Gehen wir einmal einen unpopulistischen Schritt zurück und betrachten die digitale Lage bei Lichte.
Bis 2021 soll die elektronische Patientenakte (ePA) flächendeckend eingeführt sein. Die von Martin Tschirsich aufgezeigten Wege, Zugriff auf Daten aus verschiedenen elektronischen Gesundheitsakten zu erhalten, geben zu denken. Die Banalität der Fehlerquellen ist erschreckend. Halbwahrheiten entstehen aber auch durch eine mangelnde Differenzierung von elektronischer Gesundheitsakte (eGA) und elektronischer Patientenakte (ePA). Die eGA ist nach Paragraf 68 SGB V ein optionales Angebot: „Zur Verbesserung der Qualität und der Wirtschaftlichkeit der Versorgung können die Krankenkassen ihren Versicherten ... Dienstleistungen der elektronischen Speicherung und Übermittlung patientenbezogener Gesundheitsdaten ... gewähren“, heißt es im Gesetz lapidar. Das bedeutet, ein Experimentierfeld für die Krankenkassen – ohne sicherheitstechnische Vorgaben.

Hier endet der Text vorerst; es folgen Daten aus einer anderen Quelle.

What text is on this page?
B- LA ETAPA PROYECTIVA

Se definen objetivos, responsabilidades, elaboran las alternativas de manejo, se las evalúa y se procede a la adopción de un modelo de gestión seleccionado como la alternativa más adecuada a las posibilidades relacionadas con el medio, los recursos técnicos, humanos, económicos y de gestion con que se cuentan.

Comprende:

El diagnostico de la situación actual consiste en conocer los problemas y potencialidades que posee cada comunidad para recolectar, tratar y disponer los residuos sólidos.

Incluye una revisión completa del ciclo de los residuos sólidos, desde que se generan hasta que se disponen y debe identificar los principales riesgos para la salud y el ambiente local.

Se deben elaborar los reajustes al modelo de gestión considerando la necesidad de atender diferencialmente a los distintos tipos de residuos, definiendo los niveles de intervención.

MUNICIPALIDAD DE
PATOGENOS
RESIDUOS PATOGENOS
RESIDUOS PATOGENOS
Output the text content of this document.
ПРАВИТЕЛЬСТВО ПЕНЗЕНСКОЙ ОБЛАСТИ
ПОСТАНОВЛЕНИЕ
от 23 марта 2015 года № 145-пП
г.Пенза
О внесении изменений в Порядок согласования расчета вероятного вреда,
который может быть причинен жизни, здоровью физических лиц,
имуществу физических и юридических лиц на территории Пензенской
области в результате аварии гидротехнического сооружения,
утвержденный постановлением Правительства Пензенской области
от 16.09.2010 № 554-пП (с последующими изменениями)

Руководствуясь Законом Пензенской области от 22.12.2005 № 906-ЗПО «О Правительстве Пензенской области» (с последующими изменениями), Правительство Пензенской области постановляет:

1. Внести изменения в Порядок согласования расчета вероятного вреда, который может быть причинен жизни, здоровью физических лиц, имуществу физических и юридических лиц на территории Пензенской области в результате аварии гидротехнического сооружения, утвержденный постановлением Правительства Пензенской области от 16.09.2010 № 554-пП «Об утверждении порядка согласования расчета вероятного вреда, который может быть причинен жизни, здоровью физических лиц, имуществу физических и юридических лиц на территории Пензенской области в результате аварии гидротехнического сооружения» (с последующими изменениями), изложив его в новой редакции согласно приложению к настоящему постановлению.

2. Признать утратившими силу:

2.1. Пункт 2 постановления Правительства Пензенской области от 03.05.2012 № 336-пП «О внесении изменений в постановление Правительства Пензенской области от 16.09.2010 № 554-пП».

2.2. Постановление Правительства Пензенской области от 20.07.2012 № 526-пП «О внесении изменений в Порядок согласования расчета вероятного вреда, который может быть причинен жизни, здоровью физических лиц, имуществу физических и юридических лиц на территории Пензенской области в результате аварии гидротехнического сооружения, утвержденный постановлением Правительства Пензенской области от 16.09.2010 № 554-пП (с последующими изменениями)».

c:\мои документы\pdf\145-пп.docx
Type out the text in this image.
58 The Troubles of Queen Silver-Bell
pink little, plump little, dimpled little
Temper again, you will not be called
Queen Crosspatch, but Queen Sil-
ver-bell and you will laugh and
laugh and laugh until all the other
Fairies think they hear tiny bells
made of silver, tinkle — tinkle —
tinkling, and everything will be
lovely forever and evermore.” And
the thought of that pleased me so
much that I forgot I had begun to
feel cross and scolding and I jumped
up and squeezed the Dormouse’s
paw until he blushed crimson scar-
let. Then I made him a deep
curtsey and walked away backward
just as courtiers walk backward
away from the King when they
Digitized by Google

Die ePA – nach Paragraf 291a SGB V – wird dem IT-Sicherheitsvorgaben der Gematik entsprechen müssen, um zugelassen zu werden. Eine hundertprozentige Sicherheit wird es auch da nicht geben. Problematisch wird beispielsweise die zentrale Datenspeicherung, die die Gematik vorsieht. Auch der vorgesehene individuelle Zugang zu den Patientendaten über Smartphone und Tablet, wird eine Schwachstelle bleiben. Eine der größten Sicherheitslücken bei der ePA wird der Nutzer selbst sein. Das wird das IT-Sicherheitkonzept berücksichtigen müssen. Auf dzw-Anfrage teilte Martin Tschirsich mit: „Grundsätzlich ist eine dezentrale Datenhaltung zu begrüßen. Dezentrale Datenhaltung allein ist allerdings noch keine hinreichende Bedingung für eine sichere Anwendung. Beispielsweise kann eine dezentrale Datenbank dennoch über einen zentralen Zugangsmechanismus verfügen und über diesen zentralen Zugang angreifbar sein. Es muss also auch die Frage nach dem Zugang der Daten gestellt werden, nicht nur dem Speicherort.“
Prof. Dr. Johannes Buchmann von der TU Darmstadt arbeitet an einem IT-Sicherheitskonzept für sensible Daten. Hier greift das Konzept der dezentralen Speicherung: „Erreicht wird die langfristige Vertraulichkeit durch eine Technologie namens ‚Secret Sharing‘. Dabei wird der Original-Datensatz so auf verschiedene Server aufgeteilt, dass einzelne Teile für sich genommen keinen Sinn ergeben. Erst wenn man genügend Teile – Shares – übereinanderlegt, ergibt sich wieder der Original-Datensatz der Patientenakte. Sollte einer der beteiligten Server kompromittiert werden, kann der Angreifer mit seinem erbeuteten Share also nichts anfangen.“
Die ePA wird kommen. Hoffentlich nicht bunt und laut, sondern mit ausreichend IT-Sicherheits-Know-how.